A fé é gesto mudo que prepara o milagre, no escuro, a ação interior age sem barulho, o milagre nasce onde a fé trabalha em silêncio, o gesto mudo torna o visível possível.
Fui dor, fui cura e sigo aprendizado, a vida mantém a lição sempre à mão, aceitar ser processo é viver em evolução, aprendo a cada passo, sem pressa.
Deus fez-me entender que demora também responde, a lentidão às vezes revela propósito maior, demora é parte do plano que amadurece, aprendi a confiar no tempo divino.
Chorei com medo, mas segui com coragem, as lágrimas não me pararam, me moveram, medo sentido, coragem atuante, caminho real, segui e tornei o medo em impulso.
Fui apagado por muitos, reacendi por mim, a recuperação veio da minha própria mão, reacender é reconhecer o poder interior, sou chama que eu mesmo acendi.
Deus ensinou que o que se vai às vezes salva, perder pode abrir rota para liberdade nova, nem todo adeus é roubo, é escolha, às vezes perder é ganhar espaço para ser.

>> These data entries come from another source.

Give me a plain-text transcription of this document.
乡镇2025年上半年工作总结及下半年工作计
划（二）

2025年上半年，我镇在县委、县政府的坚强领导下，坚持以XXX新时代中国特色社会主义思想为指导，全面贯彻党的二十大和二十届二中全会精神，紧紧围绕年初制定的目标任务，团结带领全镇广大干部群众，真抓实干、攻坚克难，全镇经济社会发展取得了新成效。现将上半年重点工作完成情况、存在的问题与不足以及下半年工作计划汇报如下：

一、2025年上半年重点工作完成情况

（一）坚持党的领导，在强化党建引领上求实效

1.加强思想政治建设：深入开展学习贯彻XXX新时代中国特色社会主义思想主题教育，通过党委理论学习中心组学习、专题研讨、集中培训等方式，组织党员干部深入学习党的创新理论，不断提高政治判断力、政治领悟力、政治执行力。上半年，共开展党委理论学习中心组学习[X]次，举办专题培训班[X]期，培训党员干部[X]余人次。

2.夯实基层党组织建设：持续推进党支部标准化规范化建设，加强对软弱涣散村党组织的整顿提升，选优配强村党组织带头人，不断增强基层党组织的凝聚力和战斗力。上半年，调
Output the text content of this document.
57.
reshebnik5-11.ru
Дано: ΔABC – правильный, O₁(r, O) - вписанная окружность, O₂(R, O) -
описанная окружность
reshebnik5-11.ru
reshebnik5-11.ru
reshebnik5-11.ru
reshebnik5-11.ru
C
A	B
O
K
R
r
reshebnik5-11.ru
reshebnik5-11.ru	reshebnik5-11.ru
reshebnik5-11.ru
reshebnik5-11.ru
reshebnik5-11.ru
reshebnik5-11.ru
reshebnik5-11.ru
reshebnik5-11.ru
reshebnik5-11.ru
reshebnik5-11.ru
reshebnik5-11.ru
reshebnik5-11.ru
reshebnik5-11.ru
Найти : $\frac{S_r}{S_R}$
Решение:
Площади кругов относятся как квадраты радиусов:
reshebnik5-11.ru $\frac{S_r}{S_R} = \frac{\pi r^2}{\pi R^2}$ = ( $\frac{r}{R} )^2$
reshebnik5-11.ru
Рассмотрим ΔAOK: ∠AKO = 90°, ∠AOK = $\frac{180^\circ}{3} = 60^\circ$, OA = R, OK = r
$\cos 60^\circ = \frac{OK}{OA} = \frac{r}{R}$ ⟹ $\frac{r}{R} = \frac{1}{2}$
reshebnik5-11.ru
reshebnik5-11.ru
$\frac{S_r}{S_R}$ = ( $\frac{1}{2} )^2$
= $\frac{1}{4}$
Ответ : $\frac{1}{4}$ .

Quando tudo naufragou, a fé foi tábua, na escuridão, a fé manteve-me flutuando, segurei nela até ver a margem chegar, a fé foi ponte entre o afogar e o chegar.
A verdadeira alegria nasce quando as mãos se rendem e os olhos se enchem de gratidão, então a vida se põe a cantar.
Que tua voz Senhor, seja prece e tua vida, louvor, assim a esperança faz morada no coração do mundo.
O amor divino não empurra, ele sopra.
Um toque suave é o bastante para reacender o que parecia perdido. A graça está nos gestos pequenos, onde o infinito se revela em silêncio.
O silêncio é o lugar onde Deus fala sem palavras. Quem aprende a ouvir a quietude, descobre o som da eternidade. A graça não se impõe, apenas convida a permanecer.